The exact amount agreed to "between the parties involved" could range between 37 and 42 million euros, according to sources at the Education, Culture and Sports Ministry. This money will come out of the state budget and go to copyright management groups in charge of relaying it to the creators of content.
But the new system is already prompting misgivings among the lawyers, tax experts, content creators and industry representatives to whom EL PAÍS has spoken. Authors note they will now make less than half the money they made with the "digital canon" in 2010, nearly 100 million euros.
To many, this change means spreading the cost around indiscriminately. "Although we still lack sufficient data for an in-depth analysis, one can guess that [the new system] has the same faults as the old canon, which took it for granted that if I bought a photocopier, I was going to make private copies. We are all paying alike for this subsidy for authors," says Luis del Amo, manager of the Economists and Tax Advisors Registry.
From a legal viewpoint, Paloma Llaneza, a lawyer specializing in intellectual property rights, believes that "the proposal does not establish the necessary balance between equitable compensation and damages caused, since it makes any physical person with Spanish nationality a user of protected services, independently of age or use and access to copy mechanisms."
Some sources said the government found inspiration in Norway, which charges a per capita fee that comes out of the state budget. A report by the UK Intellectual Property Office using 2009 figures shows that the per capita cost for private copy was 2.60 euros in France, with Spain ranking third at 1.70 euros. Norway ranked 11th at 0.90 euros.
Interestingly, the figure that ministry sources said would be handed over to property organizations, 42 million euros, is the result of multiplying the Spanish population by 0.90 euros.

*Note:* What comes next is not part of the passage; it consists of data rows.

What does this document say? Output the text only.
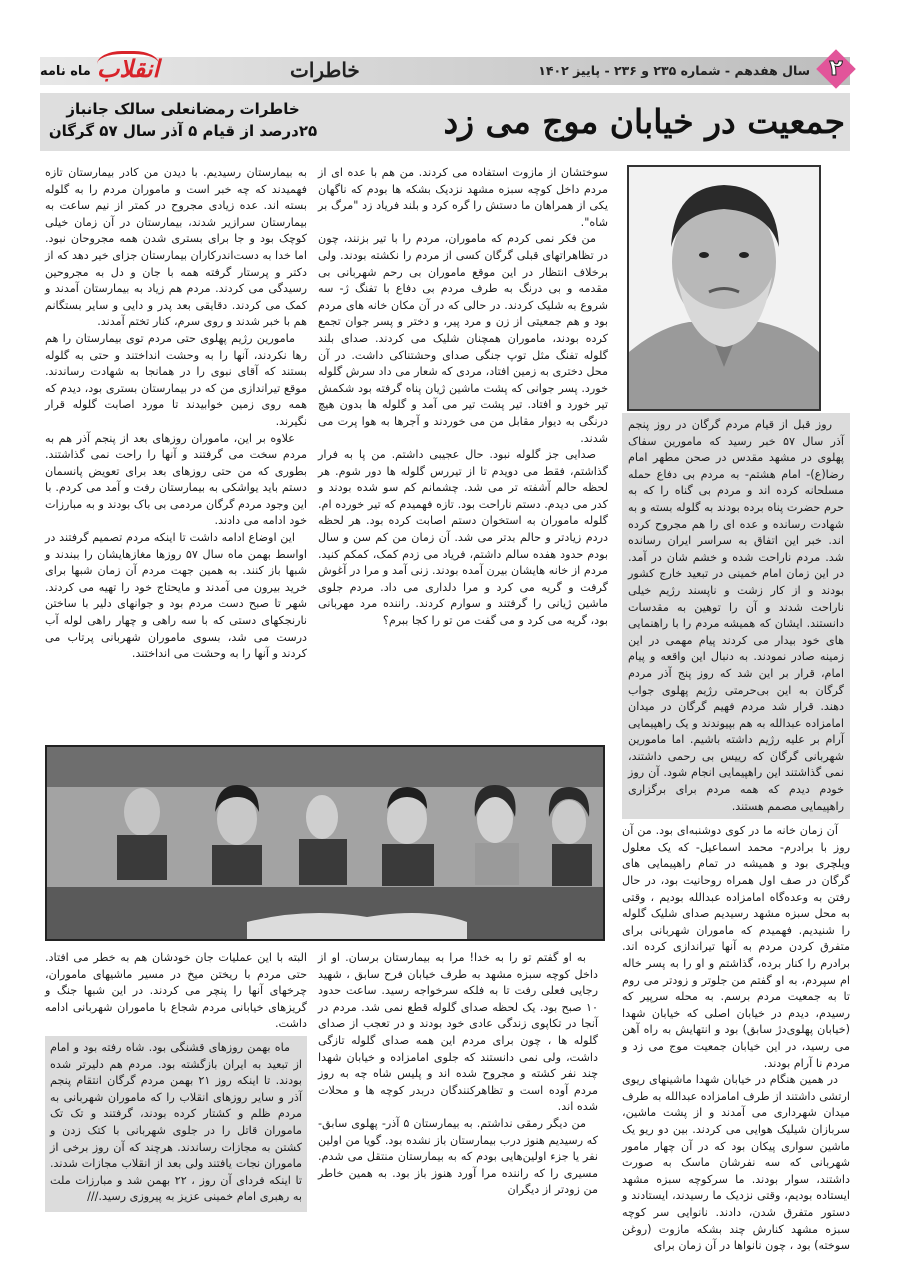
۲
سال هفدهم - شماره ۲۳۵ و ۲۳۶ - پاییز ۱۴۰۲
خاطرات
ماه نامه انقلاب
جمعیت در خیابان موج می زد
خاطرات رمضانعلی سالک جانباز
۲۵درصد از قیام ۵ آذر سال ۵۷ گرگان

روز قبل از قیام مردم گرگان در روز پنجم آذر سال ۵۷ خبر رسید که مامورین سفاک پهلوی در مشهد مقدس در صحن مطهر امام رضا(ع)- امام هشتم- به مردم بی دفاع حمله مسلحانه کرده اند و مردم بی گناه را که به حرم حضرت پناه برده بودند به گلوله بسته و به شهادت رسانده و عده ای را هم مجروح کرده اند. خبر این اتفاق به سراسر ایران رسانده شد. مردم ناراحت شده و خشم شان در آمد. در این زمان امام خمینی در تبعید خارج کشور بودند و از کار زشت و ناپسند رژیم خیلی ناراحت شدند و آن را توهین به مقدسات دانستند. ایشان که همیشه مردم را با راهنمایی های خود بیدار می کردند پیام مهمی در این زمینه صادر نمودند. به دنبال این واقعه و پیام امام، قرار بر این شد که روز پنج آذر مردم گرگان به این بی‌حرمتی رژیم پهلوی جواب دهند. قرار شد مردم فهیم گرگان در میدان امامزاده عبدالله به هم بپیوندند و یک راهپیمایی آرام بر علیه رژیم داشته باشیم. اما مامورین شهربانی گرگان که رییس بی رحمی داشتند، نمی گذاشتند این راهپیمایی انجام شود. آن روز خودم دیدم که همه مردم برای برگزاری راهپیمایی مصمم هستند.

آن زمان خانه ما در کوی دوشنبه‌ای بود. من آن روز با برادرم- محمد اسماعیل- که یک معلول ویلچری بود و همیشه در تمام راهپیمایی های گرگان در صف اول همراه روحانیت بود، در حال رفتن به وعده‌گاه امامزاده عبدالله بودیم ، وقتی به محل سبزه مشهد رسیدیم صدای شلیک گلوله را شنیدیم. فهمیدم که ماموران شهربانی برای متفرق کردن مردم به آنها تیراندازی کرده اند. برادرم را کنار برده، گذاشتم و او را به پسر خاله ام سپردم، به او گفتم من جلوتر و زودتر می روم تا به جمعیت مردم برسم. به محله سرپیر که رسیدم، دیدم در خیابان اصلی که خیابان شهدا (خیابان پهلوی‌دژ سابق) بود و انتهایش به راه آهن می رسید، در این خیابان جمعیت موج می زد و مردم نا آرام بودند.

در همین هنگام در خیابان شهدا ماشینهای ریوی ارتشی داشتند از طرف امامزاده عبدالله به طرف میدان شهرداری می آمدند و از پشت ماشین، سربازان شیلیک هوایی می کردند. بین دو ریو یک ماشین سواری پیکان بود که در آن چهار مامور شهربانی که سه نفرشان ماسک به صورت داشتند، سوار بودند. ما سرکوچه سبزه مشهد ایستاده بودیم، وقتی نزدیک ما رسیدند، ایستادند و دستور متفرق شدن، دادند. نانوایی سر کوچه سبزه مشهد کنارش چند بشکه مازوت (روغن سوخته) بود ، چون نانواها در آن زمان برای

سوختشان از مازوت استفاده می کردند. من هم با عده ای از مردم داخل کوچه سبزه مشهد نزدیک بشکه ها بودم که ناگهان یکی از همراهان ما دستش را گره کرد و بلند فریاد زد "مرگ بر شاه".

من فکر نمی کردم که ماموران، مردم را با تیر بزنند، چون در تظاهراتهای قبلی گرگان کسی از مردم را نکشته بودند. ولی برخلاف انتظار در این موقع ماموران بی رحم شهربانی بی مقدمه و بی درنگ به طرف مردم بی دفاع با تفنگ ژ- سه شروع به شلیک کردند. در حالی که در آن مکان خانه های مردم بود و هم جمعیتی از زن و مرد پیر، و دختر و پسر جوان تجمع کرده بودند، ماموران همچنان شلیک می کردند. صدای بلند گلوله تفنگ مثل توپ جنگی صدای وحشتناکی داشت. در آن محل دختری به زمین افتاد، مردی که شعار می داد سرش گلوله خورد. پسر جوانی که پشت ماشین ژیان پناه گرفته بود شکمش تیر خورد و افتاد. تیر پشت تیر می آمد و گلوله ها بدون هیچ درنگی به دیوار مقابل من می خوردند و آجرها به هوا پرت می شدند.

صدایی جز گلوله نبود. حال عجیبی داشتم. من پا به فرار گذاشتم، فقط می دویدم تا از تیررس گلوله ها دور شوم. هر لحظه حالم آشفته تر می شد. چشمانم کم سو شده بودند و کدر می دیدم. دستم ناراحت بود. تازه فهمیدم که تیر خورده ام. گلوله ماموران به استخوان دستم اصابت کرده بود. هر لحظه دردم زیادتر و حالم بدتر می شد. آن زمان من کم سن و سال بودم حدود هفده سالم داشتم، فریاد می زدم کمک، کمکم کنید. مردم از خانه هایشان بیرن آمده بودند. زنی آمد و مرا در آغوش گرفت و گریه می کرد و مرا دلداری می داد. مردم جلوی ماشین ژیانی را گرفتند و سوارم کردند. راننده مرد مهربانی بود، گریه می کرد و می گفت من تو را کجا ببرم؟

به بیمارستان رسیدیم. با دیدن من کادر بیمارستان تازه فهمیدند که چه خبر است و ماموران مردم را به گلوله بسته اند. عده زیادی مجروح در کمتر از نیم ساعت به بیمارستان سرازیر شدند، بیمارستان در آن زمان خیلی کوچک بود و جا برای بستری شدن همه مجروحان نبود. اما خدا به دست‌اندرکاران بیمارستان جزای خیر دهد که از دکتر و پرستار گرفته همه با جان و دل به مجروحین رسیدگی می کردند. مردم هم زیاد به بیمارستان آمدند و کمک می کردند. دقایقی بعد پدر و دایی و سایر بستگانم هم با خبر شدند و روی سرم، کنار تختم آمدند.

مامورین رژیم پهلوی حتی مردم توی بیمارستان را هم رها نکردند، آنها را به وحشت انداختند و حتی به گلوله بستند که آقای نبوی را در همانجا به شهادت رساندند. موقع تیراندازی من که در بیمارستان بستری بود، دیدم که همه روی زمین خوابیدند تا مورد اصابت گلوله قرار نگیرند.

علاوه بر این، ماموران روزهای بعد از پنجم آذر هم به مردم سخت می گرفتند و آنها را راحت نمی گذاشتند. بطوری که من حتی روزهای بعد برای تعویض پانسمان دستم باید یواشکی به بیمارستان رفت و آمد می کردم. با این وجود مردم گرگان مردمی بی باک بودند و به مبارزات خود ادامه می دادند.

این اوضاع ادامه داشت تا اینکه مردم تصمیم گرفتند در اواسط بهمن ماه سال ۵۷ روزها مغازهایشان را ببندند و شبها باز کنند. به همین جهت مردم آن زمان شبها برای خرید بیرون می آمدند و مایحتاج خود را تهیه می کردند. شهر تا صبح دست مردم بود و جوانهای دلیر با ساختن نارنجکهای دستی که با سه راهی و چهار راهی لوله آب درست می شد، بسوی ماموران شهربانی پرتاب می کردند و آنها را به وحشت می انداختند.

به او گفتم تو را به خدا! مرا به بیمارستان برسان. او از داخل کوچه سبزه مشهد به طرف خیابان فرح سابق ، شهید رجایی فعلی رفت تا به فلکه سرخواجه رسید. ساعت حدود ۱۰ صبح بود. یک لحظه صدای گلوله قطع نمی شد. مردم در آنجا در تکاپوی زندگی عادی خود بودند و در تعجب از صدای گلوله ها ، چون برای مردم این همه صدای گلوله تازگی داشت، ولی نمی دانستند که جلوی امامزاده و خیابان شهدا چند نفر کشته و مجروح شده اند و پلیس شاه چه به روز مردم آوده است و تظاهرکنندگان دربدر کوچه ها و محلات شده اند.

من دیگر رمقی نداشتم. به بیمارستان ۵ آذر- پهلوی سابق- که رسیدیم هنوز درب بیمارستان باز نشده بود. گویا من اولین نفر یا جزء اولین‌هایی بودم که به بیمارستان منتقل می شدم. مسیری را که راننده مرا آورد هنوز باز بود. به همین خاطر من زودتر از دیگران

البته با این عملیات جان خودشان هم به خطر می افتاد. حتی مردم با ریختن میخ در مسیر ماشیهای ماموران، چرخهای آنها را پنچر می کردند. در این شبها جنگ و گریزهای خیابانی مردم شجاع با ماموران شهربانی ادامه داشت.

ماه بهمن روزهای قشنگی بود. شاه رفته بود و امام از تبعید به ایران بازگشته بود. مردم هم دلیرتر شده بودند. تا اینکه روز ۲۱ بهمن مردم گرگان انتقام پنجم آذر و سایر روزهای انقلاب را که ماموران شهربانی به مردم ظلم و کشتار کرده بودند، گرفتند و تک تک ماموران قاتل را در جلوی شهربانی با کتک زدن و کشتن به مجازات رساندند. هرچند که آن روز برخی از ماموران نجات یافتند ولی بعد از انقلاب مجازات شدند. تا اینکه فردای آن روز ، ۲۲ بهمن شد و مبارزات ملت به رهبری امام خمینی عزیز به پیروزی رسید.///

"Thus, the government is cutting off the supply of funds to management organizations, which will now be subsidized and controlled by powers that decide how much money they get each year," says Llaneza.
Management groups are not exactly happy, either. Rafael Sánchez, spokesman for Egeda (which groups audiovisual producers), says that if the previous system was indiscriminate, this one is even more so.
Jesús Banegas, president of Ametic (technology companies and operators) adds that "if artists want to charge for alleged private copyright, they can raise the cost of their work when they put it on the market. If Spain applied a tax on everyone to pay artists... what artists? Circus artists? Why not jugglers? If the canon was absurd, this is even more absurd."